Other studies have shown even better numbers. For example, the job search site Indeed conducted a study that analyzed data points across 6.5 million employees and job ads from trucking companies over a 2 year period, and found that the average truck salary on the Indeed platform was $64,000. And according to the American Trucking Association, the median trucking salary for private companies was even higher, at $73,000.
- Higher Level of Safety
Trucking companies are committed to ensuring their truck drivers are as safe as possible on and off the road. All operators are held responsible for their drivers, The Compliance, Safety, Accountability (CSA) program, run by the Federal Motor Carrier Safety Administration (FMCSA), is designed to hold everyone to the highest standards. While drivers have their own records, all carriers have special CSA scores that help determine exactly how safe they are as a business entity. Understanding CSA scores might seem complicated, but with a little research, it’s fairly straightford. Part of what goes into a company’s CSA score are their cumulative driver records, Vehicle Maintenance, driver fitness, Hazardous Materials Compliance, etc.
- Job Security
The trucking industry is one that especially values good workers. If you always show up for your route on time, follow all safety protocols, and stay accident-free, your job is highly secure. Unlike other industries, you don’t have to worry about someone taking a promotion above you or getting laid off. With such a shortage, truck drivers are very valued, and their work doesn’t go unnoticed. Replacing a great truck driver today is extremely difficult.
Another reason the trucking industry provides a higher level of job security is very simple: trucking jobs aren’t going anywhere anytime soon. In fact, not only are truck drivers in demand, but critical to the American economy.

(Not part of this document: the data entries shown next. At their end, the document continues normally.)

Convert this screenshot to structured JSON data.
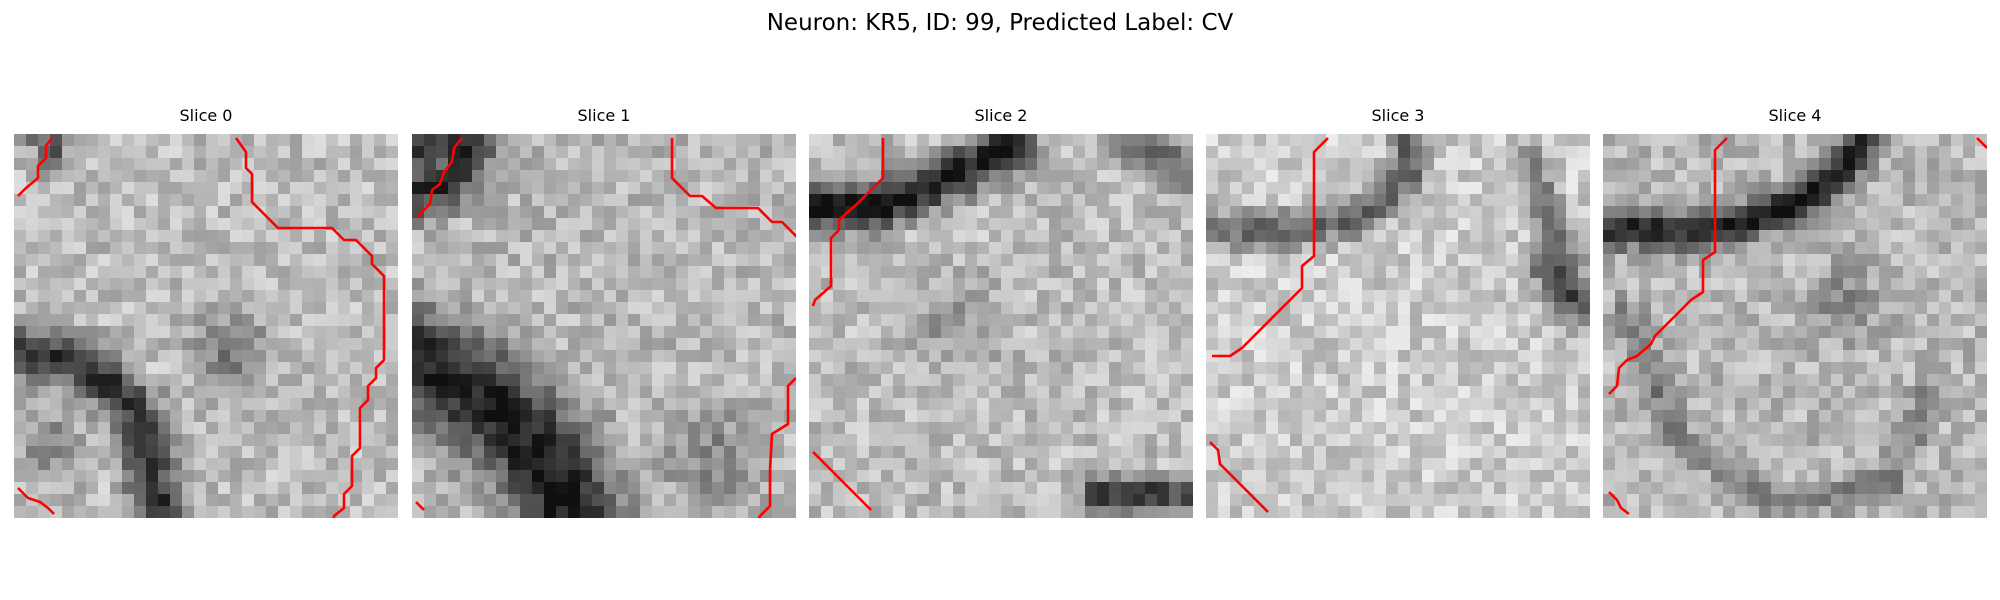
{
  "figure": {
    "title": "Neuron: KR5, ID: 99, Predicted Label: CV"
  },
  "slices": [
    {
      "label": "Slice 0"
    },
    {
      "label": "Slice 1"
    },
    {
      "label": "Slice 2"
    },
    {
      "label": "Slice 3"
    },
    {
      "label": "Slice 4"
    }
  ],
  "colors": {
    "contour": "#ff0000",
    "background": "#ffffff"
  }
}
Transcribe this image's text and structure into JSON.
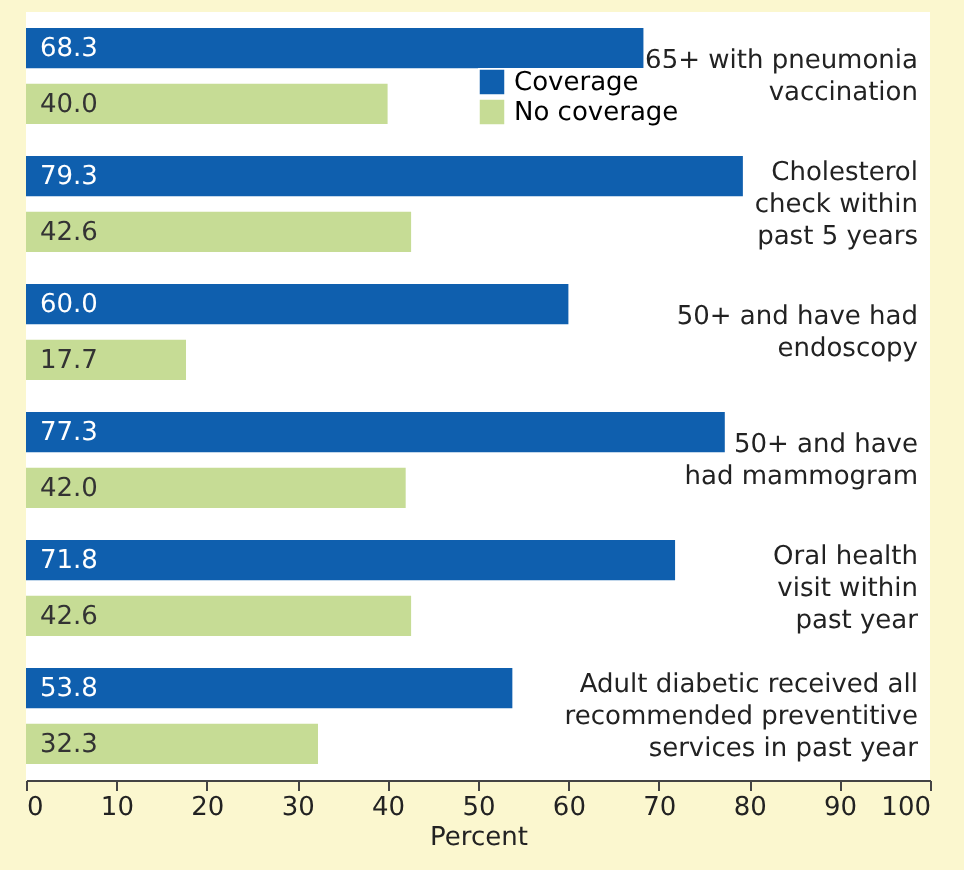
{
  "chart_data": {
    "type": "bar",
    "orientation": "horizontal",
    "categories": [
      "65+ with pneumonia vaccination",
      "Cholesterol check within past 5 years",
      "50+ and have had endoscopy",
      "50+ and have had mammogram",
      "Oral health visit within past year",
      "Adult diabetic received all recommended preventitive services in past year"
    ],
    "series": [
      {
        "name": "Coverage",
        "color": "#0f5fae",
        "values": [
          68.3,
          79.3,
          60.0,
          77.3,
          71.8,
          53.8
        ],
        "value_labels": [
          "68.3",
          "79.3",
          "60.0",
          "77.3",
          "71.8",
          "53.8"
        ]
      },
      {
        "name": "No coverage",
        "color": "#c6dc95",
        "values": [
          40.0,
          42.6,
          17.7,
          42.0,
          42.6,
          32.3
        ],
        "value_labels": [
          "40.0",
          "42.6",
          "17.7",
          "42.0",
          "42.6",
          "32.3"
        ]
      }
    ],
    "xlabel": "Percent",
    "xlim": [
      0,
      100
    ],
    "xticks": [
      0,
      10,
      20,
      30,
      40,
      50,
      60,
      70,
      80,
      90,
      100
    ],
    "grid": false,
    "legend": "top"
  }
}
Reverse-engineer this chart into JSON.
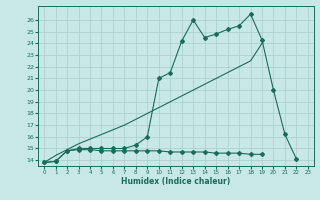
{
  "xlabel": "Humidex (Indice chaleur)",
  "ylabel": "",
  "bg_color": "#c8e8e8",
  "line_color": "#1a6b5a",
  "grid_color": "#a8cece",
  "xlim": [
    -0.5,
    23.5
  ],
  "ylim": [
    13.5,
    27.2
  ],
  "yticks": [
    14,
    15,
    16,
    17,
    18,
    19,
    20,
    21,
    22,
    23,
    24,
    25,
    26
  ],
  "xticks": [
    0,
    1,
    2,
    3,
    4,
    5,
    6,
    7,
    8,
    9,
    10,
    11,
    12,
    13,
    14,
    15,
    16,
    17,
    18,
    19,
    20,
    21,
    22,
    23
  ],
  "x_humidex": [
    0,
    1,
    2,
    3,
    4,
    5,
    6,
    7,
    8,
    9,
    10,
    11,
    12,
    13,
    14,
    15,
    16,
    17,
    18,
    19,
    20,
    21,
    22,
    23
  ],
  "y_max": [
    13.8,
    13.9,
    14.8,
    15.0,
    15.0,
    15.0,
    15.0,
    15.0,
    15.3,
    16.0,
    21.0,
    21.5,
    24.2,
    26.0,
    24.5,
    24.8,
    25.2,
    25.5,
    26.5,
    24.3,
    20.0,
    16.2,
    14.1,
    null
  ],
  "y_min": [
    13.8,
    13.9,
    14.8,
    14.9,
    14.9,
    14.8,
    14.8,
    14.8,
    14.8,
    14.8,
    14.8,
    14.7,
    14.7,
    14.7,
    14.7,
    14.6,
    14.6,
    14.6,
    14.5,
    14.5,
    null,
    null,
    null,
    null
  ],
  "y_diag": [
    13.8,
    14.4,
    14.9,
    15.4,
    15.8,
    16.2,
    16.6,
    17.0,
    17.5,
    18.0,
    18.5,
    19.0,
    19.5,
    20.0,
    20.5,
    21.0,
    21.5,
    22.0,
    22.5,
    24.0,
    null,
    null,
    null,
    null
  ]
}
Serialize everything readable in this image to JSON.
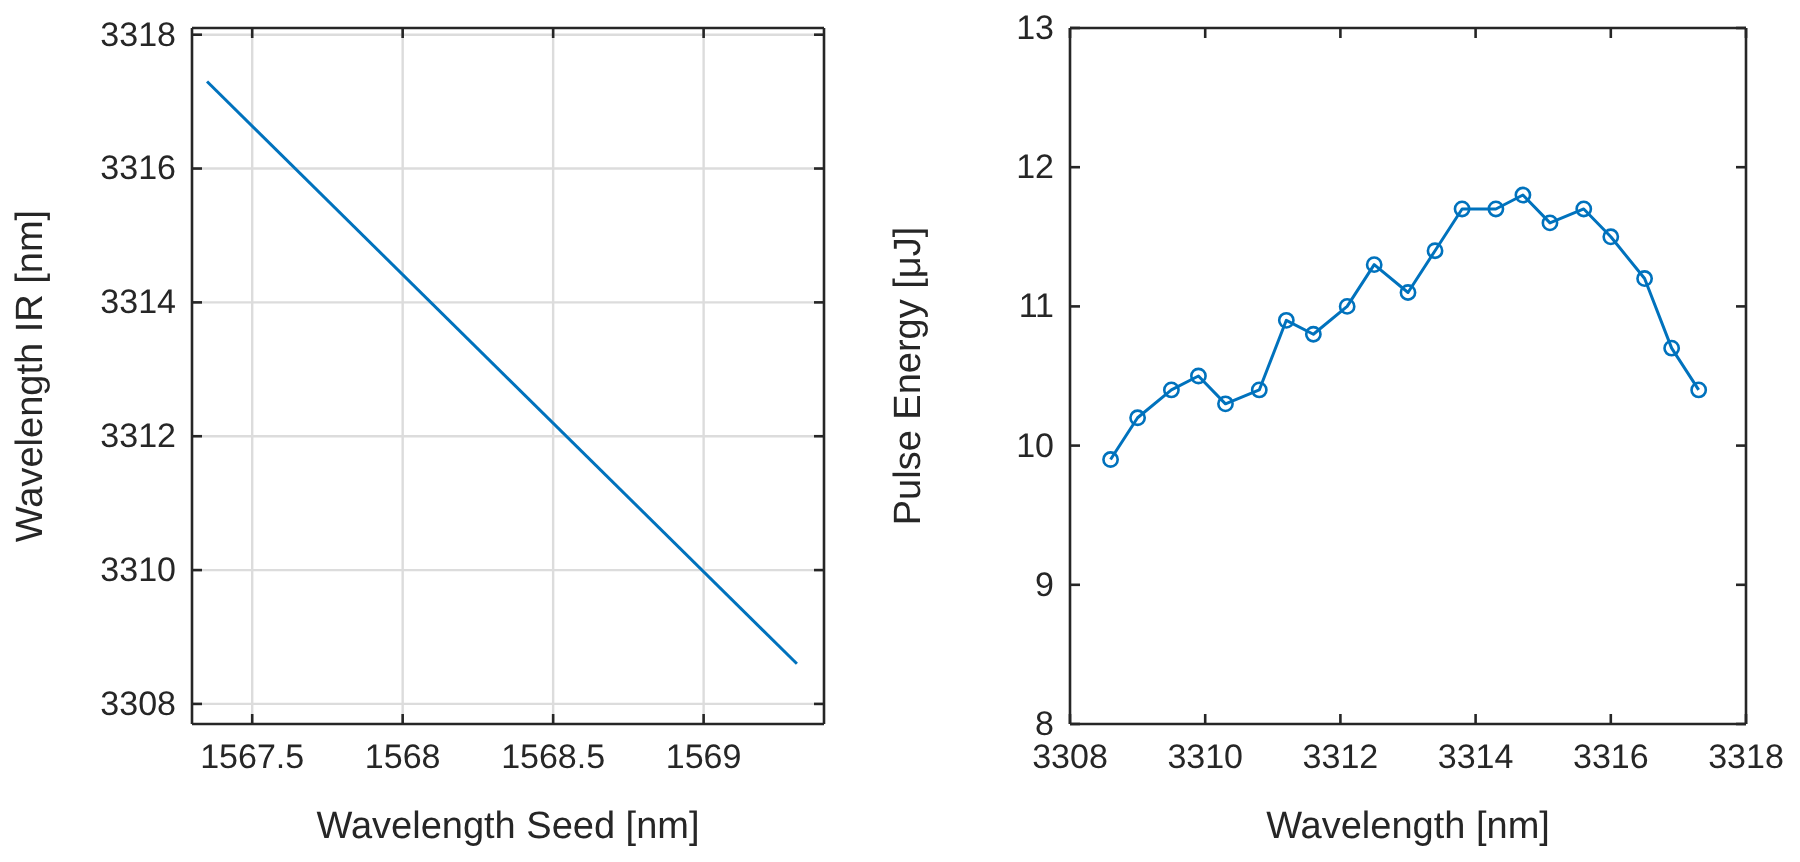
{
  "chart_data": [
    {
      "type": "line",
      "xlabel": "Wavelength Seed [nm]",
      "ylabel": "Wavelength IR [nm]",
      "x": [
        1567.35,
        1569.31
      ],
      "series": [
        {
          "color": "#0072bd",
          "values": [
            3317.3,
            3308.6
          ]
        }
      ],
      "xlim": [
        1567.3,
        1569.4
      ],
      "xticks": [
        1567.5,
        1568,
        1568.5,
        1569
      ],
      "ylim": [
        3307.7,
        3318.1
      ],
      "yticks": [
        3308,
        3310,
        3312,
        3314,
        3316,
        3318
      ],
      "grid": true,
      "marker": "none"
    },
    {
      "type": "line",
      "xlabel": "Wavelength [nm]",
      "ylabel": "Pulse Energy [μJ]",
      "x": [
        3308.6,
        3309.0,
        3309.5,
        3309.9,
        3310.3,
        3310.8,
        3311.2,
        3311.6,
        3312.1,
        3312.5,
        3313.0,
        3313.4,
        3313.8,
        3314.3,
        3314.7,
        3315.1,
        3315.6,
        3316.0,
        3316.5,
        3316.9,
        3317.3
      ],
      "series": [
        {
          "color": "#0072bd",
          "values": [
            9.9,
            10.2,
            10.4,
            10.5,
            10.3,
            10.4,
            10.9,
            10.8,
            11.0,
            11.3,
            11.1,
            11.4,
            11.7,
            11.7,
            11.8,
            11.6,
            11.7,
            11.5,
            11.2,
            10.7,
            10.4
          ]
        }
      ],
      "xlim": [
        3308,
        3318
      ],
      "xticks": [
        3308,
        3310,
        3312,
        3314,
        3316,
        3318
      ],
      "ylim": [
        8,
        13
      ],
      "yticks": [
        8,
        9,
        10,
        11,
        12,
        13
      ],
      "grid": false,
      "marker": "circle"
    }
  ]
}
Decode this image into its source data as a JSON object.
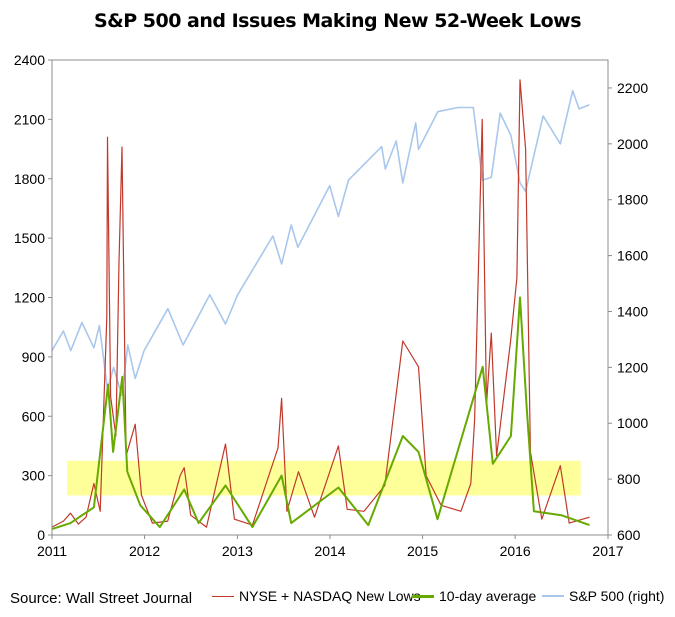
{
  "chart_data": {
    "type": "line",
    "title": "S&P 500 and Issues Making New 52-Week Lows",
    "source": "Source: Wall Street Journal",
    "x_ticks": [
      "2011",
      "2012",
      "2013",
      "2014",
      "2015",
      "2016",
      "2017"
    ],
    "x_range": [
      "2011-01-01",
      "2017-01-01"
    ],
    "y_left": {
      "range": [
        0,
        2400
      ],
      "ticks": [
        "0",
        "300",
        "600",
        "900",
        "1200",
        "1500",
        "1800",
        "2100",
        "2400"
      ]
    },
    "y_right": {
      "range": [
        600,
        2300
      ],
      "ticks": [
        "600",
        "800",
        "1000",
        "1200",
        "1400",
        "1600",
        "1800",
        "2000",
        "2200"
      ]
    },
    "highlight_band": {
      "axis": "left",
      "from": 200,
      "to": 375,
      "x_from": "2011-03-01",
      "x_to": "2016-09-15",
      "color": "#ffff99"
    },
    "legend_position": "bottom",
    "series": [
      {
        "name": "NYSE + NASDAQ New Lows",
        "axis": "left",
        "color": "#c0392b",
        "points": [
          [
            "2011-01-01",
            40
          ],
          [
            "2011-02-15",
            70
          ],
          [
            "2011-03-15",
            110
          ],
          [
            "2011-04-15",
            55
          ],
          [
            "2011-05-15",
            90
          ],
          [
            "2011-06-15",
            260
          ],
          [
            "2011-07-10",
            120
          ],
          [
            "2011-08-05",
            1100
          ],
          [
            "2011-08-08",
            2010
          ],
          [
            "2011-08-20",
            700
          ],
          [
            "2011-09-10",
            500
          ],
          [
            "2011-09-22",
            1380
          ],
          [
            "2011-10-04",
            1960
          ],
          [
            "2011-10-20",
            400
          ],
          [
            "2011-11-25",
            560
          ],
          [
            "2011-12-20",
            200
          ],
          [
            "2012-02-01",
            60
          ],
          [
            "2012-04-01",
            70
          ],
          [
            "2012-05-20",
            300
          ],
          [
            "2012-06-05",
            340
          ],
          [
            "2012-07-01",
            100
          ],
          [
            "2012-09-01",
            40
          ],
          [
            "2012-11-15",
            460
          ],
          [
            "2012-12-20",
            80
          ],
          [
            "2013-03-01",
            50
          ],
          [
            "2013-06-10",
            440
          ],
          [
            "2013-06-24",
            690
          ],
          [
            "2013-07-15",
            120
          ],
          [
            "2013-08-30",
            320
          ],
          [
            "2013-11-01",
            90
          ],
          [
            "2014-02-03",
            450
          ],
          [
            "2014-03-10",
            130
          ],
          [
            "2014-05-15",
            120
          ],
          [
            "2014-08-05",
            250
          ],
          [
            "2014-10-15",
            980
          ],
          [
            "2014-12-16",
            850
          ],
          [
            "2015-01-15",
            300
          ],
          [
            "2015-03-15",
            150
          ],
          [
            "2015-06-01",
            120
          ],
          [
            "2015-07-10",
            260
          ],
          [
            "2015-07-25",
            580
          ],
          [
            "2015-08-24",
            2100
          ],
          [
            "2015-09-10",
            660
          ],
          [
            "2015-09-29",
            1020
          ],
          [
            "2015-10-20",
            400
          ],
          [
            "2015-12-14",
            980
          ],
          [
            "2016-01-08",
            1300
          ],
          [
            "2016-01-20",
            2300
          ],
          [
            "2016-02-11",
            1950
          ],
          [
            "2016-03-01",
            420
          ],
          [
            "2016-04-15",
            80
          ],
          [
            "2016-06-27",
            350
          ],
          [
            "2016-08-01",
            60
          ],
          [
            "2016-10-20",
            90
          ]
        ]
      },
      {
        "name": "10-day average",
        "axis": "left",
        "color": "#66aa00",
        "points": [
          [
            "2011-01-01",
            30
          ],
          [
            "2011-03-15",
            60
          ],
          [
            "2011-06-15",
            140
          ],
          [
            "2011-08-10",
            760
          ],
          [
            "2011-08-30",
            420
          ],
          [
            "2011-10-05",
            800
          ],
          [
            "2011-10-25",
            320
          ],
          [
            "2011-12-15",
            150
          ],
          [
            "2012-03-01",
            40
          ],
          [
            "2012-06-05",
            230
          ],
          [
            "2012-08-01",
            60
          ],
          [
            "2012-11-15",
            250
          ],
          [
            "2013-03-01",
            40
          ],
          [
            "2013-06-24",
            300
          ],
          [
            "2013-08-01",
            60
          ],
          [
            "2014-02-03",
            240
          ],
          [
            "2014-06-01",
            50
          ],
          [
            "2014-10-15",
            500
          ],
          [
            "2014-12-16",
            420
          ],
          [
            "2015-03-01",
            80
          ],
          [
            "2015-08-26",
            850
          ],
          [
            "2015-10-05",
            360
          ],
          [
            "2015-12-15",
            500
          ],
          [
            "2016-01-20",
            1200
          ],
          [
            "2016-02-15",
            650
          ],
          [
            "2016-03-15",
            120
          ],
          [
            "2016-07-01",
            100
          ],
          [
            "2016-10-20",
            50
          ]
        ]
      },
      {
        "name": "S&P 500 (right)",
        "axis": "right",
        "color": "#a9c7ec",
        "points": [
          [
            "2011-01-01",
            1260
          ],
          [
            "2011-02-15",
            1330
          ],
          [
            "2011-03-16",
            1260
          ],
          [
            "2011-04-29",
            1360
          ],
          [
            "2011-06-15",
            1270
          ],
          [
            "2011-07-07",
            1350
          ],
          [
            "2011-08-08",
            1120
          ],
          [
            "2011-09-01",
            1200
          ],
          [
            "2011-10-03",
            1100
          ],
          [
            "2011-10-27",
            1280
          ],
          [
            "2011-11-25",
            1160
          ],
          [
            "2011-12-30",
            1260
          ],
          [
            "2012-04-02",
            1410
          ],
          [
            "2012-06-01",
            1280
          ],
          [
            "2012-09-14",
            1460
          ],
          [
            "2012-11-15",
            1355
          ],
          [
            "2013-01-02",
            1460
          ],
          [
            "2013-05-21",
            1670
          ],
          [
            "2013-06-24",
            1570
          ],
          [
            "2013-08-01",
            1710
          ],
          [
            "2013-08-27",
            1630
          ],
          [
            "2013-12-31",
            1850
          ],
          [
            "2014-02-03",
            1740
          ],
          [
            "2014-03-15",
            1870
          ],
          [
            "2014-07-24",
            1990
          ],
          [
            "2014-08-07",
            1910
          ],
          [
            "2014-09-19",
            2010
          ],
          [
            "2014-10-15",
            1860
          ],
          [
            "2014-12-05",
            2075
          ],
          [
            "2014-12-16",
            1980
          ],
          [
            "2015-03-02",
            2115
          ],
          [
            "2015-05-20",
            2130
          ],
          [
            "2015-07-20",
            2130
          ],
          [
            "2015-08-25",
            1870
          ],
          [
            "2015-09-29",
            1880
          ],
          [
            "2015-11-03",
            2110
          ],
          [
            "2015-12-15",
            2030
          ],
          [
            "2016-01-20",
            1860
          ],
          [
            "2016-02-11",
            1830
          ],
          [
            "2016-04-20",
            2100
          ],
          [
            "2016-06-27",
            2000
          ],
          [
            "2016-08-15",
            2190
          ],
          [
            "2016-09-09",
            2125
          ],
          [
            "2016-10-20",
            2140
          ]
        ]
      }
    ]
  }
}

A report published by the ATA stated, “Our economy depends on trucks to deliver ten billion tons of virtually every commodity consumed—over 80 percent of all freight transported annually in the U.S. In the U.S. alone, this accounts for $700.4 billion worth of goods transported by truck.” Consider this: In 2017, just over 15 billion tons of goods was transported. That number is predicted to grow by nearly 37% over the next decade. This means that not only will truck drivers become more value—but a necessity. Analysts believe that if the trucking industry is not adequate, or came to a halt, the American economy would halt, too.